Yan Lam-thian menengadah dan menghela napas panjang, katanya, “Mengapa manusia paling baik dan paling busuk di dunia ini sama-sama she Kang?”

“Ap ... apa artinya ini?” tanya Kang Piat-ho dengan tergagap-gagap.

Dengan gegetun Yan Lam-thian menjawab, “Bahwa Kang-jiteku adalah manusia yang berbudi luhur dan berhati bajik, dia tergolong manusia paling baik di dunia ini, tapi ada pula Kang Khim …”

Mendengar nama “Kang Khim”, tiba-tiba Kang Piat-ho menggigil seperti orang kedinginan.

Sedangkan Yan Lam-thian menjadi beringas dan berteriak dengan bengis, “Kang-jiteku itu memandang Kang Khim serupa saudara sekandung sendiri, tapi manusia berhati binatang itu memang busuk, diam-diam dia bersekongkol dengan orang dan menjual Kang-jiteku.”

Keringat dingin memenuhi jidat Kang Piat-ho, tapi dia berlagak tertawa dan berkata, “Ya, mengapa Kang ... Kang Khim itu begitu busuk?”

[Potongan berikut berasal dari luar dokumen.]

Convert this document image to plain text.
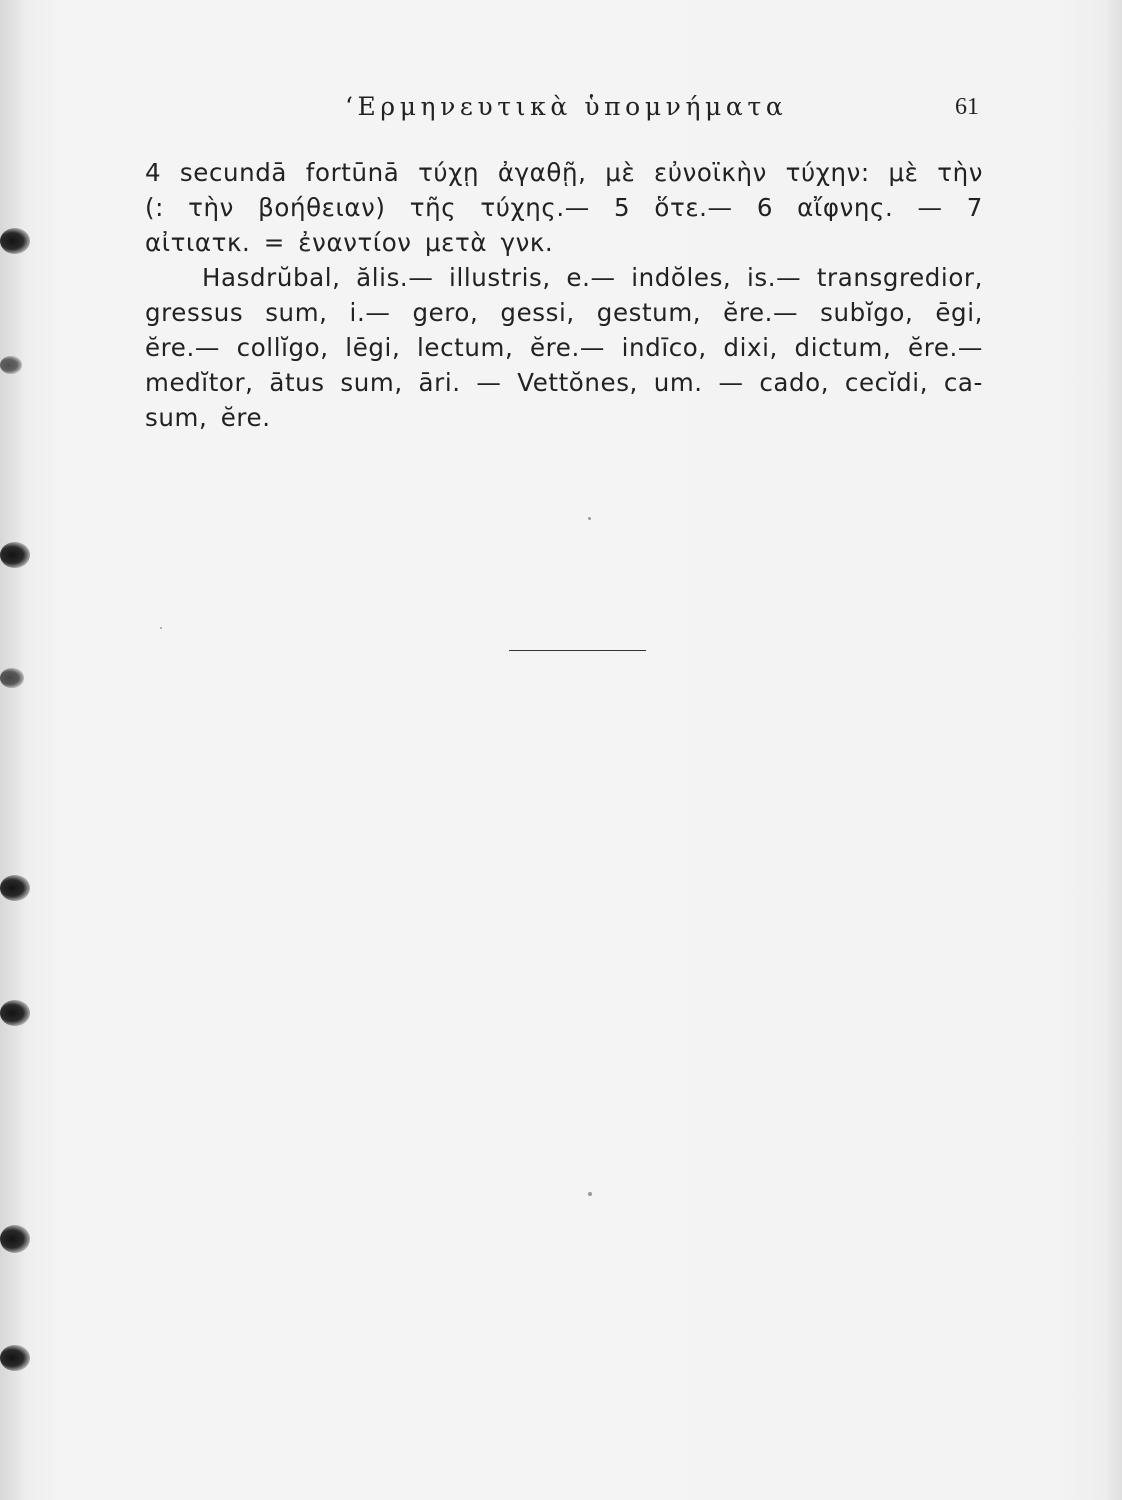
‘Ερμηνευτικὰ ὑπομνήματα	61
4 secundā fortūnā τύχῃ ἀγαθῇ, μὲ εὐνοϊκὴν τύχην: μὲ τὴν
(: τὴν βοήθειαν) τῆς τύχης.— 5 ὅτε.— 6 αἴφνης. — 7
αἰτιατκ. = ἐναντίον μετὰ γνκ.
Hasdrŭbal, ălis.— illustris, e.— indŏles, is.— transgredior,
gressus sum, i.— gero, gessi, gestum, ĕre.— subĭgo, ēgi,
ĕre.— collĭgo, lēgi, lectum, ĕre.— indīco, dixi, dictum, ĕre.—
medĭtor, ātus sum, āri. — Vettŏnes, um. — cado, cecĭdi, ca-
sum, ĕre.
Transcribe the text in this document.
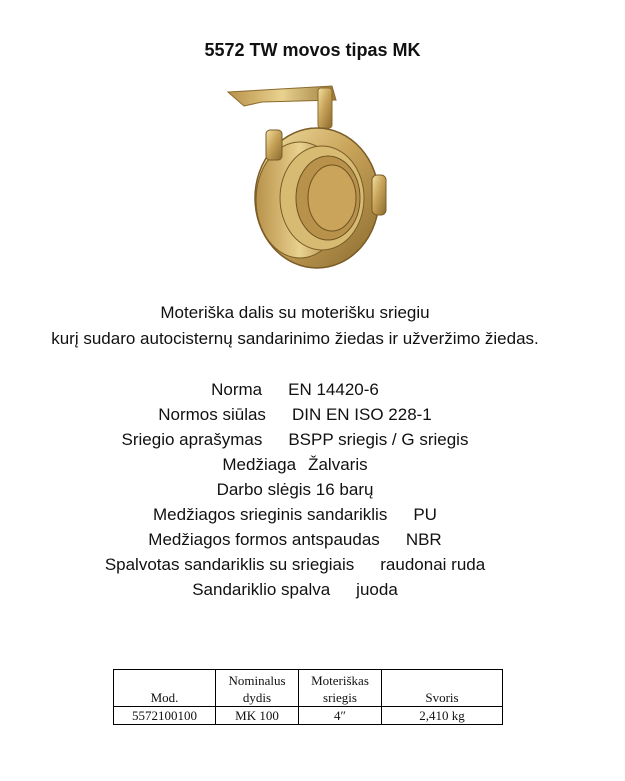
5572 TW movos tipas MK
Moteriška dalis su moterišku sriegiu
kurį sudaro autocisternų sandarinimo žiedas ir užveržimo žiedas.
Norma EN 14420-6
Normos siūlas DIN EN ISO 228-1
Sriegio aprašymas BSPP sriegis / G sriegis
Medžiaga Žalvaris
Darbo slėgis 16 barų
Medžiagos srieginis sandariklis PU
Medžiagos formos antspaudas NBR
Spalvotas sandariklis su sriegiais raudonai ruda
Sandariklio spalva juoda
Mod.	Nominalus dydis	Moteriškas sriegis	Svoris
5572100100	MK 100	4″	2,410 kg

“Sayang, keparat jahanam itu entah sembunyi ke mana,” teriak Yan Lam-thian sambil mengepal, “Sudah kucari kian kemari dan sukar menemukannya. Bilamana kutemui dia, mustahil kalau tidak kuhancurleburkan dia.”

Kembali Kang Piat-ho menggigil, rasa mabuknya menjadi lenyap separo, tangannya yang dipegang Yan Lam-thian itu serasa terjepit oleh tanggam, makin lama makin terasa seakan-akan remuk tulangnya.

Terpaksa Kang Piat-ho menyengir dan memohon, “Yan ... Yan-tayhiap, Wanpwe bukanlah Kang ... Kang Khim, janganlah Yan-tayhiap meremas remuk tanganku.”

Yan Lam-thian tertawa dan mengendurkan tangannya.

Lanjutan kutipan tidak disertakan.